The darker side of curiosity

by | Sunday, June 12, 2022

Curiosity, the willingness to learn more, is often seen as a positive trait one that drives learning, and one can argue, it drives creativity and innovation. It has been argued as being important for leadership, among other things. I have prized curiosity in my own life, as a researcher, scholar, educator and parent.

Current research, however, provides a more nuanced picture.

At heart curiosity kicks in when there is a gap between what we know and what we don’t know. Thus, curious people are motivated to learn. That said, this urge to know can play out differently depending on our goals. We could be motivated by wanting to reduce the uncertainty of not knowing something (a deprivation motive) or we could be motivated to discover new information to expand our knowledge (a discovery motive).

If you see the difference between these two motivations, one thing becomes clear, having a deprivation motive actually focuses on finding “filling the gap” as it were – not necessarily to expand one’s knowledge. On the other hand, having a discovery motive to curiosity focuses on learning something new. The former seeks closure while the latter is more open-ended, where curiosity leads to further curiosity. The former is specific, constrained to addressing the gap at hand while the latter is unspecific, focused on exploration rather than a particular topic.

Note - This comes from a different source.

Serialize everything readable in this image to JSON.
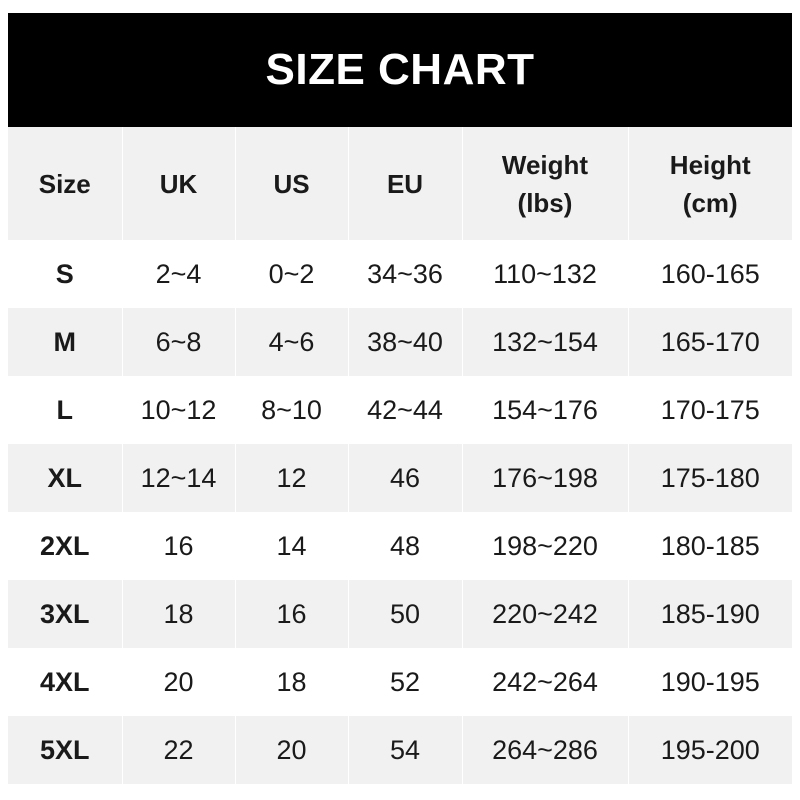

This distinction came up in a recent interview we did with Dr. Jonathan Schooler (for a series we write for the journal TechTrends). As he described it discovery curiosity (which he called general interest curiosity, but it is the same idea), has to do with the childlike wonder or a desire to learn new things. Interestingly, deprivation curiosity is less correlated with creativity and (as he added) “is associated with poor memory and people thinking they know things that they do not know.” Provocatively, he suggested that deprivation curiosity may contribute to people’s tendency to believe and willingness to share fake news.

I was reminded of this line of work while reading a fantastic piece of long-form journalism in the Washington Post from journalist Stephanie McCrummen. This article, titled “The Town Crier” is a profile of a 40-year-old, mother of two, who now lives in Georgia. The article describes her as follows:

Suspicious of almost everything, trusting of almost nothing, believing in almost no one other than those who share her unease, she has in many ways become a citizen of a parallel America — not just red America, but another America entirely, one she believes to be awash in domestic enemies, stolen elections, immigrant invaders, sexual predators, the machinations of a global elite and other fresh nightmares revealed by the minute on her social media scrolls.

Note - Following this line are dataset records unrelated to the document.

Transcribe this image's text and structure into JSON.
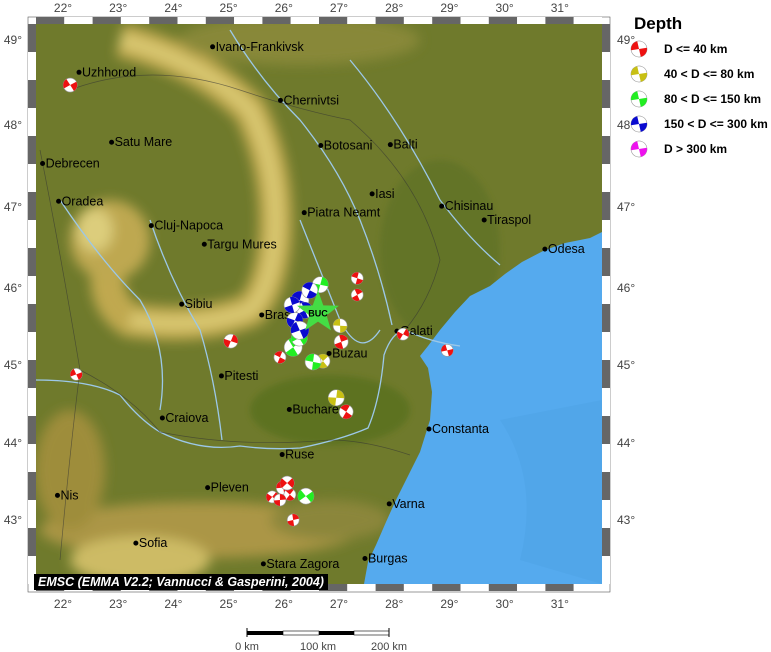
{
  "map": {
    "lon_ticks": [
      "22°",
      "23°",
      "24°",
      "25°",
      "26°",
      "27°",
      "28°",
      "29°",
      "30°",
      "31°"
    ],
    "lat_ticks": [
      "49°",
      "48°",
      "47°",
      "46°",
      "45°",
      "44°",
      "43°"
    ],
    "credit": "EMSC (EMMA V2.2; Vannucci & Gasperini, 2004)",
    "station_label": "BUC",
    "station": {
      "lon": 26.62,
      "lat": 45.68,
      "color": "#44dd44"
    },
    "cities": [
      {
        "name": "Uzhhorod",
        "lon": 22.29,
        "lat": 48.62
      },
      {
        "name": "Ivano-Frankivsk",
        "lon": 24.71,
        "lat": 48.92
      },
      {
        "name": "Chernivtsi",
        "lon": 25.94,
        "lat": 48.29
      },
      {
        "name": "Satu Mare",
        "lon": 22.88,
        "lat": 47.79
      },
      {
        "name": "Debrecen",
        "lon": 21.63,
        "lat": 47.53
      },
      {
        "name": "Botosani",
        "lon": 26.67,
        "lat": 47.75
      },
      {
        "name": "Balti",
        "lon": 27.93,
        "lat": 47.76
      },
      {
        "name": "Iasi",
        "lon": 27.6,
        "lat": 47.16
      },
      {
        "name": "Oradea",
        "lon": 21.92,
        "lat": 47.07
      },
      {
        "name": "Cluj-Napoca",
        "lon": 23.6,
        "lat": 46.77
      },
      {
        "name": "Piatra Neamt",
        "lon": 26.37,
        "lat": 46.93
      },
      {
        "name": "Chisinau",
        "lon": 28.86,
        "lat": 47.01
      },
      {
        "name": "Tiraspol",
        "lon": 29.63,
        "lat": 46.84
      },
      {
        "name": "Targu Mures",
        "lon": 24.56,
        "lat": 46.54
      },
      {
        "name": "Odesa",
        "lon": 30.73,
        "lat": 46.48
      },
      {
        "name": "Sibiu",
        "lon": 24.15,
        "lat": 45.79
      },
      {
        "name": "Brasov",
        "lon": 25.6,
        "lat": 45.65
      },
      {
        "name": "Galati",
        "lon": 28.05,
        "lat": 45.44
      },
      {
        "name": "Buzau",
        "lon": 26.82,
        "lat": 45.15
      },
      {
        "name": "Pitesti",
        "lon": 24.87,
        "lat": 44.86
      },
      {
        "name": "Bucharest",
        "lon": 26.1,
        "lat": 44.43
      },
      {
        "name": "Craiova",
        "lon": 23.8,
        "lat": 44.32
      },
      {
        "name": "Constanta",
        "lon": 28.63,
        "lat": 44.18
      },
      {
        "name": "Ruse",
        "lon": 25.97,
        "lat": 43.85
      },
      {
        "name": "Nis",
        "lon": 21.9,
        "lat": 43.32
      },
      {
        "name": "Pleven",
        "lon": 24.62,
        "lat": 43.42
      },
      {
        "name": "Varna",
        "lon": 27.91,
        "lat": 43.21
      },
      {
        "name": "Sofia",
        "lon": 23.32,
        "lat": 42.7
      },
      {
        "name": "Stara Zagora",
        "lon": 25.63,
        "lat": 42.43
      },
      {
        "name": "Burgas",
        "lon": 27.47,
        "lat": 42.5
      }
    ],
    "events": [
      {
        "lon": 22.13,
        "lat": 48.47,
        "depth": 0
      },
      {
        "lon": 27.33,
        "lat": 46.12,
        "depth": 0
      },
      {
        "lon": 27.33,
        "lat": 45.91,
        "depth": 0
      },
      {
        "lon": 25.04,
        "lat": 45.31,
        "depth": 0
      },
      {
        "lon": 22.24,
        "lat": 44.88,
        "depth": 0
      },
      {
        "lon": 25.93,
        "lat": 45.1,
        "depth": 0
      },
      {
        "lon": 27.04,
        "lat": 45.3,
        "depth": 0
      },
      {
        "lon": 28.16,
        "lat": 45.4,
        "depth": 0
      },
      {
        "lon": 28.96,
        "lat": 45.19,
        "depth": 0
      },
      {
        "lon": 27.13,
        "lat": 44.4,
        "depth": 0
      },
      {
        "lon": 26.17,
        "lat": 43.0,
        "depth": 0
      },
      {
        "lon": 25.79,
        "lat": 43.3,
        "depth": 0
      },
      {
        "lon": 25.99,
        "lat": 43.42,
        "depth": 0
      },
      {
        "lon": 26.11,
        "lat": 43.33,
        "depth": 0
      },
      {
        "lon": 25.93,
        "lat": 43.26,
        "depth": 0
      },
      {
        "lon": 26.06,
        "lat": 43.48,
        "depth": 0
      },
      {
        "lon": 27.02,
        "lat": 45.51,
        "depth": 1
      },
      {
        "lon": 26.71,
        "lat": 45.05,
        "depth": 1
      },
      {
        "lon": 26.95,
        "lat": 44.58,
        "depth": 1
      },
      {
        "lon": 26.4,
        "lat": 43.31,
        "depth": 2
      },
      {
        "lon": 26.53,
        "lat": 45.04,
        "depth": 2
      },
      {
        "lon": 26.17,
        "lat": 45.23,
        "depth": 2
      },
      {
        "lon": 26.66,
        "lat": 46.04,
        "depth": 2
      },
      {
        "lon": 26.28,
        "lat": 45.35,
        "depth": 2
      },
      {
        "lon": 26.29,
        "lat": 45.84,
        "depth": 3
      },
      {
        "lon": 26.38,
        "lat": 45.71,
        "depth": 3
      },
      {
        "lon": 26.2,
        "lat": 45.58,
        "depth": 3
      },
      {
        "lon": 26.29,
        "lat": 45.45,
        "depth": 3
      },
      {
        "lon": 26.47,
        "lat": 45.97,
        "depth": 3
      },
      {
        "lon": 26.15,
        "lat": 45.78,
        "depth": 3
      }
    ]
  },
  "legend": {
    "title": "Depth",
    "items": [
      {
        "label": "D <= 40 km",
        "color": "#ee1111"
      },
      {
        "label": "40 < D <= 80 km",
        "color": "#c8c014"
      },
      {
        "label": "80 < D <= 150 km",
        "color": "#22ee22"
      },
      {
        "label": "150 < D <= 300 km",
        "color": "#0a0ad0"
      },
      {
        "label": "D > 300 km",
        "color": "#ee11ee"
      }
    ]
  },
  "scale": {
    "labels": [
      "0 km",
      "100 km",
      "200 km"
    ]
  }
}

What is interesting however, is that at the heart of her how she got to this point is curiosity and a question, as the article says, that she “had been wrestling with most of her life.” In her own words,

“Sometimes, I’d like to know what the point is… The fact that I can’t figure it out is what bothers me. Because I need to understand.”

To me, that sentence above “the fact that I can’t figure it out is what bothers me” is curiosity but it is of a kind that has led to one answer and an unwillingness to go further. Thus, one way of understanding this individual, and others of the same mind-set, is that she / they is/are being driven by deprivation curiosity—seeking to find “the” answer and once arrived it, the search is over.

Litman (one of the key researchers in the field) argued in a study published in 2008, discovery curiosity “is concerned with stimulating positive affect, diversive exploration, learning something completely new and mastery-oriented learning” while deprivation curiosity “involves the reduction of uncertainty, specific exploration, acquiring information that is missing from an existing knowledge-set and performance-oriented learning.”

Moreover, Schooler (and colleagues) argue that deprivation curiosity is inquisitive but not discerning, and is associated with excessive openness to inaccurate information. They summarize that, discovery curiosity has been linked to learning and innovation – associated with knowledge, accuracy and discernment. Deprivation curiosity, in contrast is associated with errors, confusion and a lack of humility. The urge to reduce uncertainty makes them susceptible to fake news, believe disinformation and lack intellectual humility.

As Salman Rushdie said:

I do not envy people who think they have a complete explanation of the world, for the simple reason that they are obviously wrong.

It is rare that I read something in the research literature that connects so clearly to a phenomenon in the world that I had puzzled over. And as an educator, it is clear to me that though curiosity is important, our goal should be to encourage discovery (or general interest) curiosity. As Schooler said in his interview:

I really think that cultivating curiosity is important, but we want to cultivate it in the positive sense of encouraging people to develop a childlike wonder, a delight in understanding, in an appreciation that there is always more to learn, rather than a need to know in order to fill some void.